Please don’t take me back
Though you said that it’s okay
You’re under attack
Almost every single day
– “Antidote,” Gus Dapperton
In the album cover for Orca, Dapperton, who’s generally handled his persona with great panache, stares us down in a tussle of red hair that seems motivated more by inner emotion than style. Parted down the middle, it accentuates the visual duality of the artwork: one-half of his face is in the shadow; the other is in the light. “It’s supposed to be two halves to a whole,” Dapperton explains. “It’s supposed to be you can’t understand some things, mental health, based on their physical appearance.”
Three crosses are stamped to the upper-left hand corner of the cover art, and they appear on the single covers for “Medicine” and “First Aid.” Dapperton refers to them as first aid signs and as plus signs: they are meant to represent hurt, heal, and help, though their religious undertones are hard to overlook. While Dapperton isn’t religious, he explains that he’s always been, in a way, jealous of the community of religion, of “people who can go pray and hold something close to them, hold an icon close to them that make them feel closer to something positive and to something safe.”
Dapperton has a first aid tattoo, and his sister and bassist also share tattoos based on Orca. The album is, in some ways, born out of a collective spirit. “A lot of these songs are really personal to me, but it almost makes them more personal having all of these different voices on them that are people that are close to me, people that have experienced a lot of these same things that I’m experiencing and have been there through this time.” The choice of Orca as the album name comes from orca whales, animals that experience strong emotional distress when they’re separated from their family and kept in captivity. “I don’t think I could’ve toured so extensively if it wasn’t for my sister being with me, my best friend Tommy, my best friend Ian, and my band.
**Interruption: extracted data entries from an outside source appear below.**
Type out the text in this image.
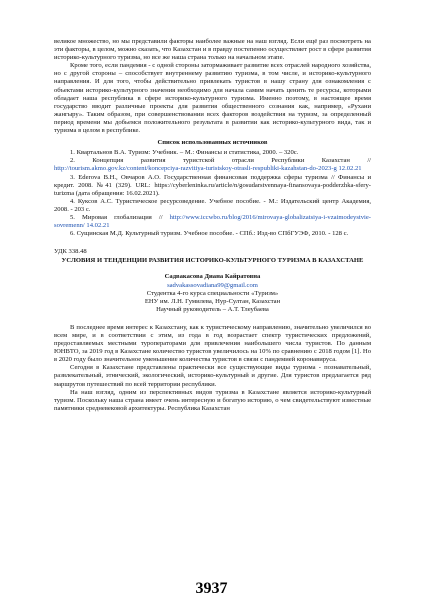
великое множество, но мы представили факторы наиболее важные на наш взгляд. Если ещё раз посмотреть на эти факторы, в целом, можно сказать, что Казахстан и в правду постепенно осуществляет рост в сфере развития историко-культурного туризма, но все же наша страна только на начальном этапе.

Кроме того, если пандемия - с одной стороны затормаживает развитие всех отраслей народного хозяйства, но с другой стороны – способствует внутреннему развитию туризма, в том числе, и историко-культурного направления. И для того, чтобы действительно привлекать туристов в нашу страну для ознакомления с объектами историко-культурного значения необходимо для начала самим начать ценить те ресурсы, которыми обладает наша республика в сфере историко-культурного туризма. Именно поэтому, в настоящее время государство вводит различные проекты для развития общественного сознания как, например, «Рухани жангыру». Таким образом, при совершенствовании всех факторов воздействия на туризм, за определенный период времени мы добьемся положительного результата в развитии как историко-культурного вида, так и туризма в целом в республике.

Список использованных источников
1. Квартальнов В.А. Туризм: Учебник. – М.: Финансы и статистика, 2000. – 320с.
2. Концепция развития туристской отрасли Республики Казахстан // http://tourism.akmo.gov.kz/content/koncepciya-razvitiya-turistskoy-otrasli-respubliki-kazahstan-do-2023-g 12.02.21
3. Ederova В.Н., Овчаров А.О. Государственная финансовая поддержка сферы туризма // Финансы и кредит. 2008. №41 (329). URL: https://cyberleninka.ru/article/n/gosudarstvennaya-finansovaya-podderzhka-sfery-turizma (дата обращения: 16.02.2021).
4. Куксов А.С. Туристическое ресурсоведение. Учебное пособие. - М.: Издательский центр Академия, 2008. - 203 с.
5. Мировая глобализация // http://www.iccwbo.ru/blog/2016/mirovaya-globalizatsiya-i-vzaimodeystvie-sovremenn/ 14.02.21
6. Сущинская М.Д. Культурный туризм. Учебное пособие. - СПб.: Изд-во СПбГУЭФ, 2010. - 128 с.
УДК 338.48
УСЛОВИЯ И ТЕНДЕНЦИИ РАЗВИТИЯ ИСТОРИКО-КУЛЬТУРНОГО ТУРИЗМА В КАЗАХСТАНЕ
Садвакасова Диана Кайратовна
sadvakassovadiana99@gmail.com
Студентка 4-го курса специальности «Туризм»
ЕНУ им. Л.Н. Гумилева, Нур-Султан, Казахстан
Научный руководитель – А.Т. Тлеубаева

В последнее время интерес к Казахстану, как к туристическому направлению, значительно увеличился во всем мире, и в соответствии с этим, из года в год возрастает спектр туристических предложений, предоставляемых местными туроператорами для привлечения наибольшего числа туристов. По данным ЮНВТО, за 2019 год в Казахстане количество туристов увеличилось на 10% по сравнению с 2018 годом [1]. Но в 2020 году было значительное уменьшение количества туристов в связи с пандемией коронавируса.

Сегодня в Казахстане представлены практически все существующие виды туризма - познавательный, развлекательный, этнический, экологический, историко-культурный и другие. Для туристов предлагается ряд маршрутов путешествий по всей территории республики.

На наш взгляд, одним из перспективных видов туризма в Казахстане является историко-культурный туризм. Поскольку наша страна имеет очень интересную и богатую историю, о чем свидетельствуют известные памятники средневековой архитектуры. Республика Казахстан

3937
And when you’re separated from those people, you know, it can be tough.”
“I think it all means something to us, although we had different parts in it,” Dapperton says. “It all means something to us.”
I’ve got no car
I’ve got no ride
I’ve got no head
To hold up high
But you’ve got heart
And, boy, do you got drive
It’s not that far
It’s worth a try
– “Bluebird,” Gus Dapperton
For Dapperton, the making of Orca was a deeply therapeutic process, and though he has written many more tracks since, he is no rush to pursue another project straight away. “A lot of times people are asking where I want to be five years from now, and I’m like, honestly, my whole dream growing up was to move to New York City. Ever since I was able to do that, I’ve accomplished my dream.”
A pin-sized, blue first aid sign tattoo rests on Dapperton’s upper left cheekbone. He had blue stitches in the same spot a couple years ago. It’s a rare hint of color amid the monochromatic outfit he’s chosen for today.
“I have a lot of faith in humans and progress, and I wanted to come up with something that is more universal for what my beliefs are,” Dapperton explains, when I ask him about the meaning of his tattoo near the end of our conversation. “I believe in outward expression, and I believe that in order to have emotional highs you have to have emotional lows. I believe that humans can learn from their mistakes, and I believe in love.”
I believe in outward expression, and I believe that in order to have emotional highs you have to have emotional lows. I believe that humans can learn from their mistakes, and I believe in love.